1–3 These are standard evaluation metrics commonly used for regression problems in which the target value is a scalar. The MAE summarizes the average distance between the prediction and the true value. The MedAE evaluates the median deviation and is less sensitive to outliers and extreme values. The standard deviation (SD) measures the extent of scattering of the PE. Aside from these standard metrics, ophthalmologists also calculate the percentage of PEs within a certain range (e.g., ± 0.25
D, ± 0.5
D), and the performance in different axial length (AL) groups (short, medium, and long). The former is a convenient way of investigating the distribution of PEs. The latter aids in determining whether a formula has consistent performance among myopic, hyperopic, and regular eyes. Recently, Hoffer and Savini
2 demonstrated a new evaluation metric, the IOL Formula Performance Index, which combines multiple metrics into one: (1) the SD, (2) the MedAE, (3) the AL bias, and (4) the percentage of eyes with PE within ± 0.5
D. Holladay et al.
4 reviewed IOL calculation evaluation metrics and recommended the SD as the single best measurement because SD allows the use of heteroscedastic statistical methods and SD predicts the percentage of cases within a given interval, the mean absolute error, and the median of the absolute errors.
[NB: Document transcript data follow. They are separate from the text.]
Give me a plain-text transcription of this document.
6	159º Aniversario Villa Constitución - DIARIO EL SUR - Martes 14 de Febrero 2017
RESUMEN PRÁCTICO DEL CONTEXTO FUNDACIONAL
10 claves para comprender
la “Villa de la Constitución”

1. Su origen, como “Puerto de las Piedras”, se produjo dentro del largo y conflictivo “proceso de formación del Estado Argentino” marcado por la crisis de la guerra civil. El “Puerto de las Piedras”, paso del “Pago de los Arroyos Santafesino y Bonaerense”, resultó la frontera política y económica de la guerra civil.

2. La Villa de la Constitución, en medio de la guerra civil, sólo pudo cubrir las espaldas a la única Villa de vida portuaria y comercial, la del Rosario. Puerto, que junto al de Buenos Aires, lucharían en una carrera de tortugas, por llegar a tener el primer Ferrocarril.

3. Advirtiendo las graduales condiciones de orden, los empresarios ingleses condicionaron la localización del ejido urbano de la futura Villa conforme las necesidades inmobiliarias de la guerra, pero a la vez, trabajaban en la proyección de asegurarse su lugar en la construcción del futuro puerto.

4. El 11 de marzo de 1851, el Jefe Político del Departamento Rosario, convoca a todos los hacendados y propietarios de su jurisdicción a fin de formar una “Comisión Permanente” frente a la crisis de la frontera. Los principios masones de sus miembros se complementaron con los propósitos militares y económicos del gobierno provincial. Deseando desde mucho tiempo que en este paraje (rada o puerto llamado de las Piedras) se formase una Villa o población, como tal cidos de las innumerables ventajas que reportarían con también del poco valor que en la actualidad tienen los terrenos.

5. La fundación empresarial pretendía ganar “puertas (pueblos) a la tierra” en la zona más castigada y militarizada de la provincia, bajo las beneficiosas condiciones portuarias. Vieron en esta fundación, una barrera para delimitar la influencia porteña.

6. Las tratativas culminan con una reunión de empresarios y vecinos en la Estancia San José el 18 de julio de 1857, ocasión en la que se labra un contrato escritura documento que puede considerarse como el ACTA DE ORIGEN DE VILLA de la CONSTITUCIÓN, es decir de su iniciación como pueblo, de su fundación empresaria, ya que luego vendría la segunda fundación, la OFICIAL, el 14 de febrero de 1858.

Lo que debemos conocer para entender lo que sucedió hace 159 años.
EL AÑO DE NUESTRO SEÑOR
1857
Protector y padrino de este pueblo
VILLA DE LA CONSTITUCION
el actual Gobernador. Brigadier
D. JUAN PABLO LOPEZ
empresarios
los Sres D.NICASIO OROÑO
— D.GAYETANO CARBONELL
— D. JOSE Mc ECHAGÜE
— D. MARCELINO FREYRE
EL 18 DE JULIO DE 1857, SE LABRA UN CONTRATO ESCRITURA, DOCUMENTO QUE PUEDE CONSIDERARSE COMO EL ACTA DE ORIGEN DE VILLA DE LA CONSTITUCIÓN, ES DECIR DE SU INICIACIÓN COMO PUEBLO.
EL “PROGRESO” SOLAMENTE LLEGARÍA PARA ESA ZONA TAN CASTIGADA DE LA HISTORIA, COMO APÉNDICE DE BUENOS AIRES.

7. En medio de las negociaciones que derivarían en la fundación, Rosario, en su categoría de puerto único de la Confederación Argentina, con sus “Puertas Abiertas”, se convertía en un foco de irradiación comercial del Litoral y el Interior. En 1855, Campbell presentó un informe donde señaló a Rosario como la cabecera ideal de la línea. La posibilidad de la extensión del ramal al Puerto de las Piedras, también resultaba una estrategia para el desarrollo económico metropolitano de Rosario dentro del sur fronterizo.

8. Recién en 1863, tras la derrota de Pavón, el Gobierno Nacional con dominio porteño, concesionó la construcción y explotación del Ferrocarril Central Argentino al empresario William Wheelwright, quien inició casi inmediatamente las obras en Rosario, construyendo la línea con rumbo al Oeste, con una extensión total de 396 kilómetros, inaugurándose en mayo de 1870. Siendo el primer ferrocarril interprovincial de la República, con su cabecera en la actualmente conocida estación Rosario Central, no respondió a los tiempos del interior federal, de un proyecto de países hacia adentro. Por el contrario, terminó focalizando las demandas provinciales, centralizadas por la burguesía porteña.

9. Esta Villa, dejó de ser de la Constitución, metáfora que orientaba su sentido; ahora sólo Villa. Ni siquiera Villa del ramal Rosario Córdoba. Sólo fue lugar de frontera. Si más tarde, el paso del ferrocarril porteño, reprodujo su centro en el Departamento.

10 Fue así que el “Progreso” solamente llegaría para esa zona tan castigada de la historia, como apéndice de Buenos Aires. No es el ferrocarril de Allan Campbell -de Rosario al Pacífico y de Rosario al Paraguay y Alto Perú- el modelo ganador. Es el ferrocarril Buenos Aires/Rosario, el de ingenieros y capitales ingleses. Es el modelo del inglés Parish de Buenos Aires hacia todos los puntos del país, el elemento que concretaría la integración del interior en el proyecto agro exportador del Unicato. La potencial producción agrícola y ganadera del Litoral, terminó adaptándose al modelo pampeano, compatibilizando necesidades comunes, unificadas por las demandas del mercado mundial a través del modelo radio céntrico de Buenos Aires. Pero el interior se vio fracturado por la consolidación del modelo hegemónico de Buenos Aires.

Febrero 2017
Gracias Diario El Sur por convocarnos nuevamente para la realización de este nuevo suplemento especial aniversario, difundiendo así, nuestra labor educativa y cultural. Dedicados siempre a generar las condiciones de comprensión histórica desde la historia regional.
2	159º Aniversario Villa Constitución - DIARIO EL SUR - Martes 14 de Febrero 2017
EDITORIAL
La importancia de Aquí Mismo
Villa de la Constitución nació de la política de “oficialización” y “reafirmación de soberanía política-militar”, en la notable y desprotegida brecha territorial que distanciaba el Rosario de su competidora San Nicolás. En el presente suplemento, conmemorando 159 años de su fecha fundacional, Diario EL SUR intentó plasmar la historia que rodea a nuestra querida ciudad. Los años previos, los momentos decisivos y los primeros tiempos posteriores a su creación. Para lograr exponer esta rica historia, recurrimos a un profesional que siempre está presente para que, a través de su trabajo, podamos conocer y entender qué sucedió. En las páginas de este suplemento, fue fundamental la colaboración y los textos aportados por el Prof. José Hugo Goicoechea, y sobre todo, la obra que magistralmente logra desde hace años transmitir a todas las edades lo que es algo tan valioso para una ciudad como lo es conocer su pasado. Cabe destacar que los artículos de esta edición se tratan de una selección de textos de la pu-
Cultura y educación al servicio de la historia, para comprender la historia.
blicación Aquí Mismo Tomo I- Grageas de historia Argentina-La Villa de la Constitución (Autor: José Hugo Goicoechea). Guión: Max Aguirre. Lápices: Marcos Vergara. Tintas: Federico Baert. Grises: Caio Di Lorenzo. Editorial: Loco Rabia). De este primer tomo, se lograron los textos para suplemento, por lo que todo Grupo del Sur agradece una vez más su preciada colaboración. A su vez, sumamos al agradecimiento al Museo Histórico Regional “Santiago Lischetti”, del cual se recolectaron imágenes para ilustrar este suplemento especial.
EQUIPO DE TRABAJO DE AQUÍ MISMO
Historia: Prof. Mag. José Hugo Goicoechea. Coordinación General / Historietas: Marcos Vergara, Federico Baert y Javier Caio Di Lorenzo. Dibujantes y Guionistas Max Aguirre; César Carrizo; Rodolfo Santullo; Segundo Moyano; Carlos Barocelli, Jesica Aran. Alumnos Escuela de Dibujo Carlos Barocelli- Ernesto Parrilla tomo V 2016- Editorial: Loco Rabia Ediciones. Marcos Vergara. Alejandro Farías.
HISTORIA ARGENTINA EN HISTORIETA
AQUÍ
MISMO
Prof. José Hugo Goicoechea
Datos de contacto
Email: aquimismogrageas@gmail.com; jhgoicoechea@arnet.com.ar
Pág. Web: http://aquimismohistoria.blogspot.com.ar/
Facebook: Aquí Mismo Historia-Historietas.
However, this conclusion was drawn based on the results of 11 optics-based IOL formulas (Barrett, Olsen, Haigis, Haigis WK, Holladay 1, Holladay 1 WK, Holladay 2, SRK/T, SRK/T WK, Hoffer Q, and Hoffer Q WK), which have been validated extensively with real-world datasets. For ML-based formulas, the algorithm is oftentimes a black box, of which the exact behavior is not known a priori. When evaluating or developing novel ML-based IOL formulas, it is important that the evaluation metric is appropriately selected and robust enough so that the trained model can be generalized to unseen data. In addition, there is evidence from the study of Gatinel et al.
5 indicating that the lens constant value that serves to cancel the systematic bias is likely to unpredictably vary the SD.